You could say she’s helping them to open a window.

All poems are reprinted with permission from Window Left Open, by Jennifer Grotz; Graywolf Press, 2016.

Sundials

They do not make a shape themselves, which is why they look like marks left from something sliced, but the sun doesn’t slice, and that is what they measure, these lines, on every wall of the courtyard so that the Franciscans

could know as precisely as possible the time to ring the bells. Humans invented time, and this morning, watching the sun’s shadow slice across the walls, I think they did so as a form of praise. Nature made the flowers

smell beautiful to attract the creatures that pollinate them. Except for the dandelions, too many to count, left for the wind to pollinate instead. What sparrows are to birds, little wisps, half-bald now  after the rain, past the days they lit entire fields a solar yellow.

Little lampposts of the field, little clocks. That’s what happens after staring at the sundials frescoed on the monastery walls. Everything becomes one: the lizards in the morning heat flicker like second hands all over the walls, little gray lightning bolts.

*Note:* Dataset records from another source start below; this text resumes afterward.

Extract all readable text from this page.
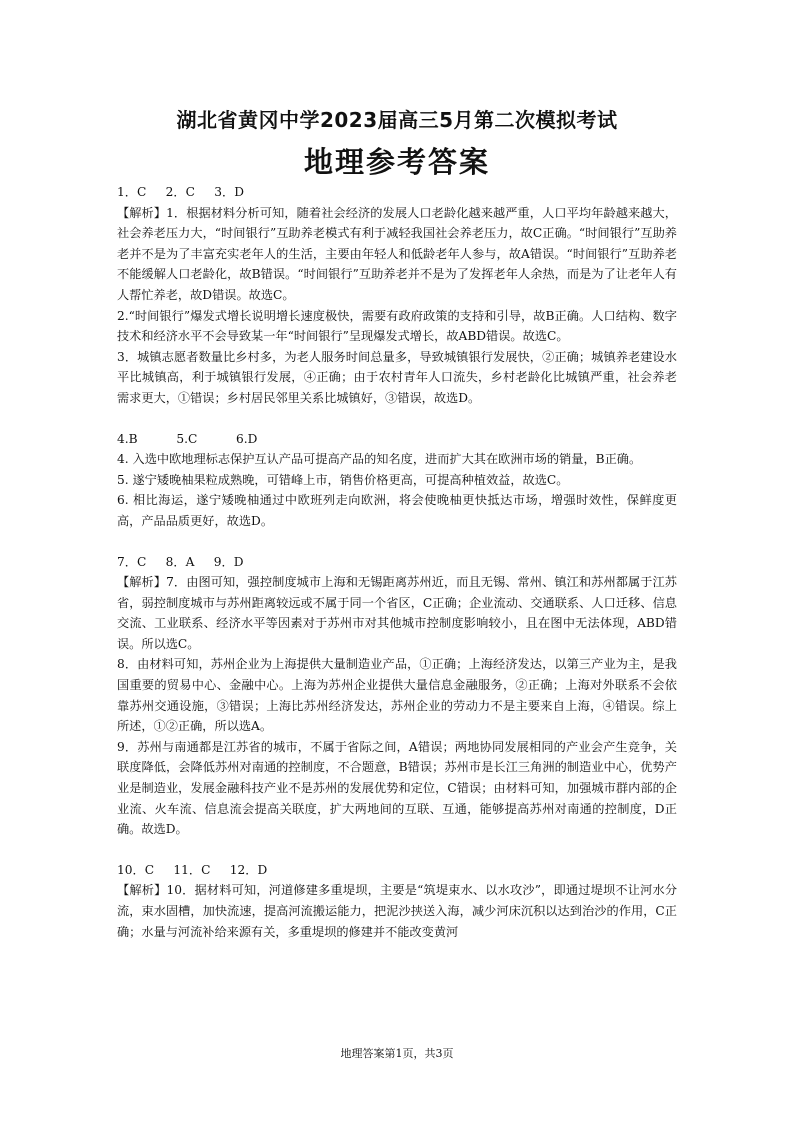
湖北省黄冈中学2023届高三5月第二次模拟考试
地理参考答案
1．C     2．C     3．D

【解析】1．根据材料分析可知，随着社会经济的发展人口老龄化越来越严重，人口平均年龄越来越大，社会养老压力大，“时间银行”互助养老模式有利于减轻我国社会养老压力，故C正确。“时间银行”互助养老并不是为了丰富充实老年人的生活，主要由年轻人和低龄老年人参与，故A错误。“时间银行”互助养老不能缓解人口老龄化，故B错误。“时间银行”互助养老并不是为了发挥老年人余热，而是为了让老年人有人帮忙养老，故D错误。故选C。

2.“时间银行”爆发式增长说明增长速度极快，需要有政府政策的支持和引导，故B正确。人口结构、数字技术和经济水平不会导致某一年“时间银行”呈现爆发式增长，故ABD错误。故选C。

3．城镇志愿者数量比乡村多，为老人服务时间总量多，导致城镇银行发展快，②正确；城镇养老建设水平比城镇高，利于城镇银行发展，④正确；由于农村青年人口流失，乡村老龄化比城镇严重，社会养老需求更大，①错误；乡村居民邻里关系比城镇好，③错误，故选D。

4.B          5.C          6.D

4. 入选中欧地理标志保护互认产品可提高产品的知名度，进而扩大其在欧洲市场的销量，B正确。

5. 遂宁矮晚柚果粒成熟晚，可错峰上市，销售价格更高，可提高种植效益，故选C。

6. 相比海运，遂宁矮晚柚通过中欧班列走向欧洲，将会使晚柚更快抵达市场，增强时效性，保鲜度更高，产品品质更好，故选D。

7．C     8．A     9．D

【解析】7．由图可知，强控制度城市上海和无锡距离苏州近，而且无锡、常州、镇江和苏州都属于江苏省，弱控制度城市与苏州距离较远或不属于同一个省区，C正确；企业流动、交通联系、人口迁移、信息交流、工业联系、经济水平等因素对于苏州市对其他城市控制度影响较小，且在图中无法体现，ABD错误。所以选C。

8．由材料可知，苏州企业为上海提供大量制造业产品，①正确；上海经济发达，以第三产业为主，是我国重要的贸易中心、金融中心。上海为苏州企业提供大量信息金融服务，②正确；上海对外联系不会依靠苏州交通设施，③错误；上海比苏州经济发达，苏州企业的劳动力不是主要来自上海，④错误。综上所述，①②正确，所以选A。

9．苏州与南通都是江苏省的城市，不属于省际之间，A错误；两地协同发展相同的产业会产生竞争，关联度降低，会降低苏州对南通的控制度，不合题意，B错误；苏州市是长江三角洲的制造业中心，优势产业是制造业，发展金融科技产业不是苏州的发展优势和定位，C错误；由材料可知，加强城市群内部的企业流、火车流、信息流会提高关联度，扩大两地间的互联、互通，能够提高苏州对南通的控制度，D正确。故选D。

10．C     11．C     12．D

【解析】10．据材料可知，河道修建多重堤坝，主要是“筑堤束水、以水攻沙”，即通过堤坝不让河水分流，束水固槽，加快流速，提高河流搬运能力，把泥沙挟送入海，减少河床沉积以达到治沙的作用，C正确；水量与河流补给来源有关，多重堤坝的修建并不能改变黄河

地理答案第1页，共3页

The roses measure the amount of time we can bear their beauty, and the candelabra measures the length of dinner on the grass.  The trees are clocks for the wind, and the cherries are clocks for the birds,  and the pupils are clocks that measure one’s affection

but can be read only by the other, the affected. Vaster: the mountains  measure the clouds and the dandelions in the field measure how far the wind travels, how far it carries the seeds, while the spider in the corner of my room is the second hand to stillness.

And the poem is a clock that measures the time and the time it takes me to comprehend this, the time and the weather.

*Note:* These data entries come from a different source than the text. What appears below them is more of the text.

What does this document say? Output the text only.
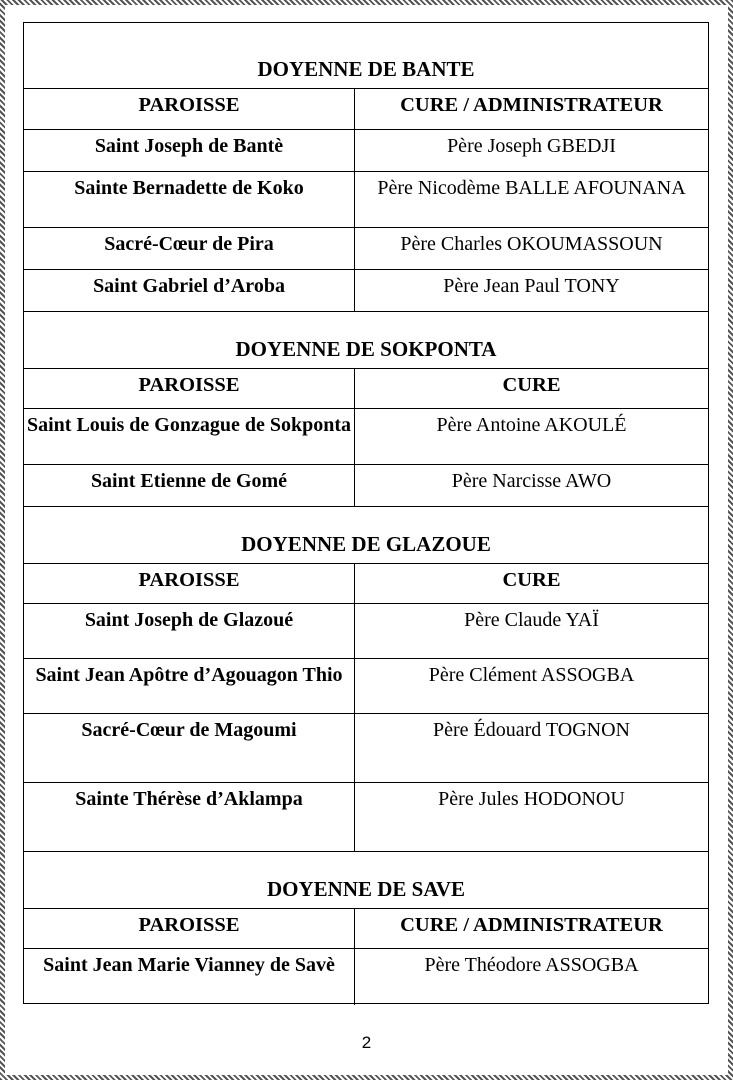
DOYENNE DE BANTE
PAROISSE	CURE / ADMINISTRATEUR
Saint Joseph de Bantè	Père Joseph GBEDJI
Sainte Bernadette de Koko	Père Nicodème BALLE AFOUNANA
Sacré-Cœur de Pira	Père Charles OKOUMASSOUN
Saint Gabriel d’Aroba	Père Jean Paul TONY
DOYENNE DE SOKPONTA
PAROISSE	CURE
Saint Louis de Gonzague de Sokponta	Père Antoine AKOULÉ
Saint Etienne de Gomé	Père Narcisse AWO
DOYENNE DE GLAZOUE
PAROISSE	CURE
Saint Joseph de Glazoué	Père Claude YAÏ
Saint Jean Apôtre d’Agouagon Thio	Père Clément ASSOGBA
Sacré-Cœur de Magoumi	Père Édouard TOGNON
Sainte Thérèse d’Aklampa	Père Jules HODONOU
DOYENNE DE SAVE
PAROISSE	CURE / ADMINISTRATEUR
Saint Jean Marie Vianney de Savè	Père Théodore ASSOGBA
2
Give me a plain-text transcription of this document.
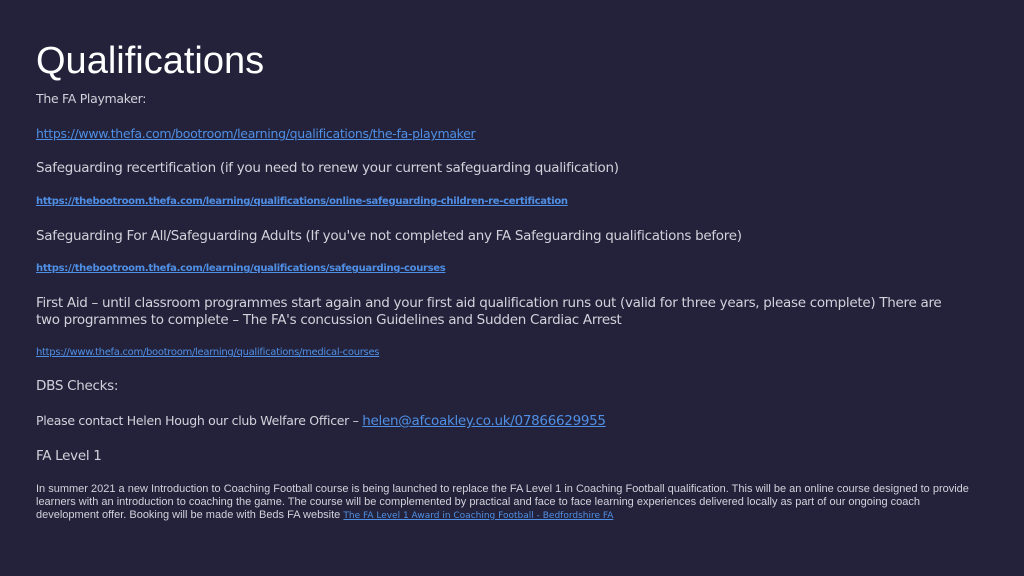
Qualifications
The FA Playmaker:
https://www.thefa.com/bootroom/learning/qualifications/the-fa-playmaker
Safeguarding recertification (if you need to renew your current safeguarding qualification)
https://thebootroom.thefa.com/learning/qualifications/online-safeguarding-children-re-certification
Safeguarding For All/Safeguarding Adults (If you've not completed any FA Safeguarding qualifications before)
https://thebootroom.thefa.com/learning/qualifications/safeguarding-courses
First Aid – until classroom programmes start again and your first aid qualification runs out (valid for three years, please complete) There are two programmes to complete – The FA's concussion Guidelines and Sudden Cardiac Arrest
https://www.thefa.com/bootroom/learning/qualifications/medical-courses
DBS Checks:
Please contact Helen Hough our club Welfare Officer – helen@afcoakley.co.uk/07866629955
FA Level 1
In summer 2021 a new Introduction to Coaching Football course is being launched to replace the FA Level 1 in Coaching Football qualification. This will be an online course designed to provide learners with an introduction to coaching the game. The course will be complemented by practical and face to face learning experiences delivered locally as part of our ongoing coach development offer. Booking will be made with Beds FA website The FA Level 1 Award in Coaching Football - Bedfordshire FA
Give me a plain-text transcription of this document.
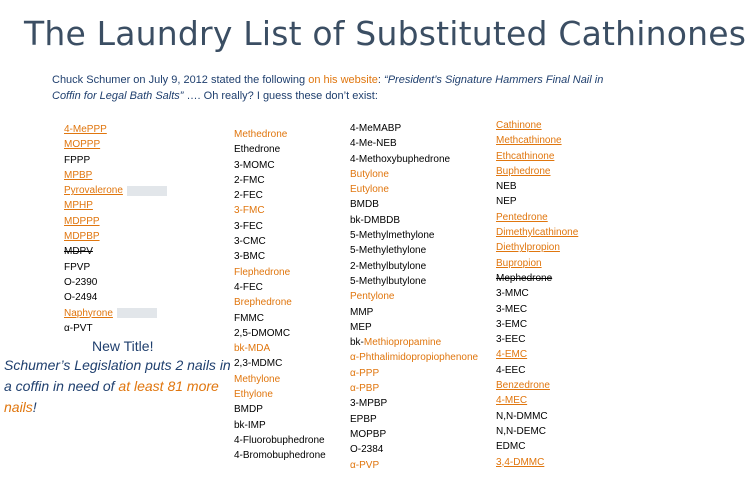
The Laundry List of Substituted Cathinones
Chuck Schumer on July 9, 2012 stated the following on his website: “President’s Signature Hammers Final Nail in Coffin for Legal Bath Salts” …. Oh really? I guess these don’t exist:
4-MePPP
MOPPP
FPPP
MPBP
Pyrovalerone
MPHP
MDPPP
MDPBP
MDPV
FPVP
O-2390
O-2494
Naphyrone
α-PVT
Methedrone
Ethedrone
3-MOMC
2-FMC
2-FEC
3-FMC
3-FEC
3-CMC
3-BMC
Flephedrone
4-FEC
Brephedrone
FMMC
2,5-DMOMC
bk-MDA
2,3-MDMC
Methylone
Ethylone
BMDP
bk-IMP
4-Fluorobuphedrone
4-Bromobuphedrone
4-MeMABP
4-Me-NEB
4-Methoxybuphedrone
Butylone
Eutylone
BMDB
bk-DMBDB
5-Methylmethylone
5-Methylethylone
2-Methylbutylone
5-Methylbutylone
Pentylone
MMP
MEP
bk-Methiopropamine
α-Phthalimidopropiophenone
α-PPP
α-PBP
3-MPBP
EPBP
MOPBP
O-2384
α-PVP
Cathinone
Methcathinone
Ethcathinone
Buphedrone
NEB
NEP
Pentedrone
Dimethylcathinone
Diethylpropion
Bupropion
Mephedrone
3-MMC
3-MEC
3-EMC
3-EEC
4-EMC
4-EEC
Benzedrone
4-MEC
N,N-DMMC
N,N-DEMC
EDMC
3,4-DMMC
New Title!
Schumer’s Legislation puts 2 nails in a coffin in need of at least 81 more nails!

Hear Jennifer Grotz read “Sundials.”

Apricots

I judged them very carefully, as though I’d been given the charge to determine which are good or bad, and they were all good,  even the slightly overripe ones with bruises had a bitter ferment that only brightened the scent. And the too-young ones, firm and slightly sour, not yet softened by the sun.  And the ripe ones, that felt like biting into my own flesh, slightly carnivorous.

They had been elegant in the tree, tiny coquettes  blushing more and more until I picked them,  then they were minimalist and matte-colored in wooden bowls, so barely furred one couldn’t help  but clothe them, enclose them with your hand,  caress each one thoroughly before taking a bite,  exploring the handsome freckles left from some minor blight.

Now I stand under the tree and pluck them one after the other. Each one tastes different, like a mind having  erratic thoughts. Going into the trance halfway between eating and thinking, the thought of an apricot, the apricot of a thought,  whose goodness occurs over time, so that some had been better earlier, others soon would become correct, I mean ripe.

(Photo: Adobe Stock)

Snowflakes

Yesterday they were denticulate as dandelion greens, they locked together in spokes and fell so weightlessly

I thought of best friends holding hands. And then of mating hawks that soar into the air to link their claws

and somersault down, separating just before they touch the ground.  Sometimes the snowflakes glitter, it’s more like tinkling

than snow, it never strikes, and I want to be struck, that is  I want to know what to do. I begin enthusiastically,

I go in a hurry, I fall pell-mell down a hill, like a ball of yarn’s  unraveling trajectory—down and away but also surprising ricochets

that only after seem foretold. Yesterday I took a walk because  I wanted to be struck, and what happened was

an accident: a downy clump floated precisely in my eye. The lashes clutched it close, melting it against the eye’s hot surface.

And like the woman talking to herself in an empty church  eventually realizes she is praying, I walked home with eyes that melted snow.